A 1.55 kg drone with a rocket body mounted on top provides a crash-proof testbed for algorithms that guide real launch vehicles— democratizing aerospace control

A 1.55 kg drone with a rocket on top can crash 100 times without consequence—and it might change how we design launch

Imagine a rocket standing on a launchpad, its engines roaring, when a sudden gust of wind slams into the vehicle. The guidance computer has to make split-second decisions—tilt the thrust, fight the disturbance, keep the payload pointed skyward. It's one of the hardest control problems in aerospace engineering, and testing new algorithms to handle it means risking millions of dollars of hardware. Now, researchers have built something unusual to solve this problem: a flying robot that looks like a bottle rocket mounted on top of a drone. It weighs just 1.55 kilograms, costs a few thousand dollars, and can crash a hundred times without consequence—yet captures the same essential physics that a real launch vehicle faces.

The platform, called QuadRocket, is the subject of a new paper published in IEEE Transactions on Aerospace and Electronic Systems by Pedro Santos, Joel Reis, Paulo Oliveira, and Carlos Silvestre (Santos et al., 2026). What makes it noteworthy isn't just what it can do, but how it does it: by treating the quadrotor as a thrust-vector actuator, the researchers achieved almost global trajectory tracking—the kind of robust, rock-solid stability that real rockets need but that most laboratory testbeds struggle to deliver. It's a bridge between the clean mathematics of control theory and the messy reality of aerospace engineering.

The Science

Launch vehicles are notoriously difficult to control. The thrust from the engines doesn't point straight down through the center of mass; instead, it's deliberately tilted to steer the rocket, creating a coupling between where the force is applied and how the vehicle rotates. This is called thrust-vector control, and it's what allows a rocket to pitch, yaw, and roll on command. But the same physics that makes this steering possible also makes the system unstable: tilt the thrust wrong, and the rocket will flip end over end. Testing new control strategies—ones that might be more efficient, more robust, or better at handling disturbances—has traditionally required either expensive simulations or real hardware that costs more to replace than most universities can afford.

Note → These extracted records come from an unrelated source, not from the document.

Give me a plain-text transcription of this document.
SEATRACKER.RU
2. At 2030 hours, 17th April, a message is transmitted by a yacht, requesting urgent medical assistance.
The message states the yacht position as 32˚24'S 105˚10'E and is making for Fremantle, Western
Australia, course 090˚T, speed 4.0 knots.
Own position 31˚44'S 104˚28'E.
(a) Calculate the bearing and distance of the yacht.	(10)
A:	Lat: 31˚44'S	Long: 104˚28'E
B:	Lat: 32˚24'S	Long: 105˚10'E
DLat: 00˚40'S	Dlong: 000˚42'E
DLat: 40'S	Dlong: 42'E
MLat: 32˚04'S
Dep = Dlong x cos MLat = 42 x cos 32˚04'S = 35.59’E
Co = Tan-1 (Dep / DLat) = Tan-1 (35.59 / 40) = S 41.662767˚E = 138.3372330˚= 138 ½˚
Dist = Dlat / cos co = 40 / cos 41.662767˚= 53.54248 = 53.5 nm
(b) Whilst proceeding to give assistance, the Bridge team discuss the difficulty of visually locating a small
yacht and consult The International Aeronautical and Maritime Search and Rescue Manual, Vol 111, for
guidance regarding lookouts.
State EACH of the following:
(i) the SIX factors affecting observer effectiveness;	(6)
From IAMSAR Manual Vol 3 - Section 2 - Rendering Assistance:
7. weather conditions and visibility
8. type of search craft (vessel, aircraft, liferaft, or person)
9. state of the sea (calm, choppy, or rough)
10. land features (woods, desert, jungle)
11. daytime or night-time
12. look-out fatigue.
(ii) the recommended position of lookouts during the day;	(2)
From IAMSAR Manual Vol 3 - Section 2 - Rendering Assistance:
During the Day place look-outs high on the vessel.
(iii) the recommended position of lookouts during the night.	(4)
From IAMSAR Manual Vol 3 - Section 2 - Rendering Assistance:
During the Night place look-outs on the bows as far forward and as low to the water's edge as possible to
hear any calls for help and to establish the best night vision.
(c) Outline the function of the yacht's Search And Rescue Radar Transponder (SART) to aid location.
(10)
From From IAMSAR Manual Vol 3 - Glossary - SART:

The researchers' starting point was simple: if a quadrotor can provide force and torque in arbitrary directions, could it serve as a surrogate engine for a rocket-like vehicle? The answer, it turns out, is yes—but with a twist. Most prior approaches used the quadrotor as the main body with a small pendulum attached. Here, the researchers flipped the arrangement. Their cylindrical carbon-fiber body, weighing 0.64 kilograms, is actually heavier than the quadrotor itself at 0.45 kilograms. This matters enormously: in real rockets, the payload and fuel tank dominate the mass, not the engine. By making the attached structure the largest contributor to the system, the QuadRocket better mimics the dynamics of an actual launch vehicle.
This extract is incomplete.